Por isso, embora a mortalidade tenha sido menor na era da ômicron, os resultados do novo estudo sugerem que isso não significou necessariamente ausência de consequências posteriores para o sistema cardiovascular.

Vacinação continua sendo importante

Os pesquisadores destacam que o estudo não permite afirmar que a vacinação tenha sido responsável diretamente pela redução ou aumento do risco cardiovascular, já que não havia informações completas sobre o histórico de imunização dos participantes.

Também não é possível concluir, a partir desse trabalho, que todos os idosos que tiveram covid-19 terão problemas cardíacos posteriormente.

O estudo analisou especificamente pessoas com 65 anos ou mais que foram hospitalizadas, portanto os resultados não podem ser automaticamente aplicados a toda a população, especialmente a pessoas que tiveram quadros leves e não precisaram de atendimento hospitalar.

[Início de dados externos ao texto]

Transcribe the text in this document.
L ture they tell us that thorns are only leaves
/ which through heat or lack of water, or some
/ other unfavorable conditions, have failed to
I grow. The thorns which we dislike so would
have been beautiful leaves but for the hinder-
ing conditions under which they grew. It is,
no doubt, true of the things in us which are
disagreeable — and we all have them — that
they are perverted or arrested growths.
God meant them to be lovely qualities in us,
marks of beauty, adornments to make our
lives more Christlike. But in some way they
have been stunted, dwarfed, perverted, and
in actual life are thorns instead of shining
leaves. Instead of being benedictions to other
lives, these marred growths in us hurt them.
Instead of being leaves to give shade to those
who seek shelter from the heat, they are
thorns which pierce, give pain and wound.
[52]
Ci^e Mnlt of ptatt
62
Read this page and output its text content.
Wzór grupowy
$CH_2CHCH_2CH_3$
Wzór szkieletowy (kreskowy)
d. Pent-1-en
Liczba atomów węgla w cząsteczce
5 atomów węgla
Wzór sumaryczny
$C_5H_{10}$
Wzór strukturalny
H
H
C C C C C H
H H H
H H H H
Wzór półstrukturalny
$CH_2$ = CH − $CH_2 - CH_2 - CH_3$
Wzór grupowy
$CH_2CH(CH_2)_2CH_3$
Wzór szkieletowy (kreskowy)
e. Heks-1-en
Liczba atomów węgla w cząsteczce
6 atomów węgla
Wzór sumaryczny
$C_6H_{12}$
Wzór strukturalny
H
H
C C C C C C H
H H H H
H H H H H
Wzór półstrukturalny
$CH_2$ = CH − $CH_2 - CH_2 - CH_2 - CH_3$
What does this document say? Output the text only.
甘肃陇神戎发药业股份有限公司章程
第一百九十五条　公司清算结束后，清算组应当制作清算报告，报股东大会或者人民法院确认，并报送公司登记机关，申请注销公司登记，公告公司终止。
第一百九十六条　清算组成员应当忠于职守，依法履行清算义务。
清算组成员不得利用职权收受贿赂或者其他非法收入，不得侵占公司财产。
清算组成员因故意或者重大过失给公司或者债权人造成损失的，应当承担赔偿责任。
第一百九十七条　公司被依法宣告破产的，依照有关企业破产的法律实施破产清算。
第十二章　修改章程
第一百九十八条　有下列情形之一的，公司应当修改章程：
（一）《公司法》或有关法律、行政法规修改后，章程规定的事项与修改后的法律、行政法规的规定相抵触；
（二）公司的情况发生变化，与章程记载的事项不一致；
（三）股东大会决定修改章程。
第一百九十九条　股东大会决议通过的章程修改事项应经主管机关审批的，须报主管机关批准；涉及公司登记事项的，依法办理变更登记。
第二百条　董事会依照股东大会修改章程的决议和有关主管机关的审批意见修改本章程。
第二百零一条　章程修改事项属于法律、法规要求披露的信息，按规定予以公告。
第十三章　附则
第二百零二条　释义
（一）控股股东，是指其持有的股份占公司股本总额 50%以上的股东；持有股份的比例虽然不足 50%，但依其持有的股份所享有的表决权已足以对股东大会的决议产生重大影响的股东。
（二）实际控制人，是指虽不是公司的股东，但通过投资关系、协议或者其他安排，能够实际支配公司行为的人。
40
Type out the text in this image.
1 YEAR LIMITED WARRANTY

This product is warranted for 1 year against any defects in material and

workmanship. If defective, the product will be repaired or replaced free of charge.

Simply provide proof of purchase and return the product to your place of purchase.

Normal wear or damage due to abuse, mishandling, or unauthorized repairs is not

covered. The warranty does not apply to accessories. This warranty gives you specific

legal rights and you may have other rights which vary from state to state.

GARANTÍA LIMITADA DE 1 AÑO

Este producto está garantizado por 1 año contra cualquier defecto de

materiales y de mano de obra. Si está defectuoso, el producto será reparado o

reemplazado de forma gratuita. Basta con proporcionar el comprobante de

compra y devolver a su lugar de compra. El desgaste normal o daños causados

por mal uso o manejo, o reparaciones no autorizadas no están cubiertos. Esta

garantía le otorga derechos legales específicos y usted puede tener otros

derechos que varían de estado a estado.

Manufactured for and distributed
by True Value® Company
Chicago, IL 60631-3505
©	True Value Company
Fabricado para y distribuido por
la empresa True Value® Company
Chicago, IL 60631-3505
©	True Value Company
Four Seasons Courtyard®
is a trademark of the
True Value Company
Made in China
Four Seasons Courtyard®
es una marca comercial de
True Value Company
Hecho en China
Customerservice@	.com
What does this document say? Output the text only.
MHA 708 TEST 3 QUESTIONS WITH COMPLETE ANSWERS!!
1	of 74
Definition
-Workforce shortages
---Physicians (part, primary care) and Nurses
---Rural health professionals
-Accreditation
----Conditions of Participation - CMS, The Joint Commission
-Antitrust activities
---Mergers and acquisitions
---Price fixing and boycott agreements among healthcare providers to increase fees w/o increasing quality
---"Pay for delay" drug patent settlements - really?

Também não foi investigado o impacto da infecção em pessoas mais jovens. Segundo o pesquisador, é possível que exista algum aumento de risco cardiovascular nesse grupo, mas essa possibilidade ainda precisa ser estudada.

Cuidados depois da covid

A principal mensagem dos pesquisadores é que pessoas que tiveram covid-19, especialmente aquelas que apresentaram quadros mais graves ou precisaram ser hospitalizadas, devem continuar cuidando da saúde cardiovascular.

Quem já possui fatores de risco, como colesterol elevado, pressão alta ou outras doenças cardíacas, deve manter o tratamento prescrito e realizar acompanhamento médico.

Após uma infecção que exigiu atendimento hospitalar, uma avaliação médica pode ser importante para verificar a necessidade de acompanhamento cardiovascular e eventual ajuste dos tratamentos.

O estudo reforça ainda a importância de manter a vacinação contra a covid-19 atualizada, de acordo com as recomendações das autoridades de saúde, como forma de reduzir o risco de formas graves da doença e suas possíveis complicações.